Türk-İş'in mektubunda, ''Demokrasinin, işçi hak ve özgürlüklerinin, sosyal koruma uygulamalarının olmadığı, tartışma konusu edildiği ülkelerde uygulanan ücret politikalarını, asgari ücret düzeyini örnek alan yaklaşımları benimsenmemeli, ulusal düzeyde tek asgari ücret uygulaması sürdürülmelidir'' görüşüne yer verildi.

ZORUNLU İSTİHDAM

Mektupta, ''zorunlu istihdam'' olarak adlandırılan özürlü, eski ükümlü ve terör mağdurlarının istihdamına yönelik kota sisteminin, bukişilere fırsat eşitliği sağlamaya yönelik olduğuna dikkat çekilerek, bu grupların istihdamının, topluma katılım sağlamanın ön şartı olduğu belirtildi.
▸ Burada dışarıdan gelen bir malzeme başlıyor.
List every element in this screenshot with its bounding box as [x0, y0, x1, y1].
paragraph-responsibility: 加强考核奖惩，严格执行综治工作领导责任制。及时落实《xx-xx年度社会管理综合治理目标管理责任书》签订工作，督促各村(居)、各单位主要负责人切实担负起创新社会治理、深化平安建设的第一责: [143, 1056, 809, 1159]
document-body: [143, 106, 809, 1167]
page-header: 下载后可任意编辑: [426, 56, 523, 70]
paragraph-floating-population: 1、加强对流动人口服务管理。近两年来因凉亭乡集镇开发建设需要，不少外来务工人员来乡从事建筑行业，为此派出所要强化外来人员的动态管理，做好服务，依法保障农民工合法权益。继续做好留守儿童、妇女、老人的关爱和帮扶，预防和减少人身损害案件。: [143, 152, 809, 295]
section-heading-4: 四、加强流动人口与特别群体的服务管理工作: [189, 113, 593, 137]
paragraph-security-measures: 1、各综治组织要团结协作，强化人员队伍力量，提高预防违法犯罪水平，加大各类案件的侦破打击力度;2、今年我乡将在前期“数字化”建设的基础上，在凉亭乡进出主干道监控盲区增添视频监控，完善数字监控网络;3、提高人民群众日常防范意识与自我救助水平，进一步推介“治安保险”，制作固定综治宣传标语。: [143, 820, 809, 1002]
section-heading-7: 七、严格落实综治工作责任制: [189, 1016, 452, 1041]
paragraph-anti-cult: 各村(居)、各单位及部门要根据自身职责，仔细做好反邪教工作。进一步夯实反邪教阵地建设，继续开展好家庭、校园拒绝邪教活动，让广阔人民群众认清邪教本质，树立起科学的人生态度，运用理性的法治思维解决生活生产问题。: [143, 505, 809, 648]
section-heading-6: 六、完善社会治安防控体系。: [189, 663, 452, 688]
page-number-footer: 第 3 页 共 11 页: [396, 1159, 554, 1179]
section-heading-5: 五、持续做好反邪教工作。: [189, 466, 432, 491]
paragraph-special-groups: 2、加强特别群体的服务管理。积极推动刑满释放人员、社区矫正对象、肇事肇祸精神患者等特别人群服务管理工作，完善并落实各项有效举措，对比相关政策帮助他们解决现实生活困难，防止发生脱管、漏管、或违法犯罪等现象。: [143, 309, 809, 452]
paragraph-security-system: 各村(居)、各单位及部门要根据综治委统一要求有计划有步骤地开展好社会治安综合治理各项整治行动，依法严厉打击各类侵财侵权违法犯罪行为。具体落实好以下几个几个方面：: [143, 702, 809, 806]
Bunun bir ayrıcalık değil, sosyal bir sorunun çözümü için getirilen düzenleme olduğu vurgulanan mektupta, dezavantajlı grupların istihdamını sağlayan düzenlemelerin tartışma konusu edilmemesi ve gereğinin yapılması istendi.

Türk-İş'e bağlı tüm sendikaların örgütlenme konusunda ciddi sorunlarla karşı karşıya olduğu belirtilen mektupta, son üç yılda, sendikalara üye olduğu gerekçesiyle 15 binden fazla işçinin işten atıldığı bildirildi. Mektupta, örgütlenme sürecinde yasal prosedürün yanı sıra karşılaşılan en büyük engelin, işverenlerin engelleyici tutum ve davranışları olduğu dile getirilerek, bu konuda yasal ve idari düzenlemelerin yapılması talep edildi.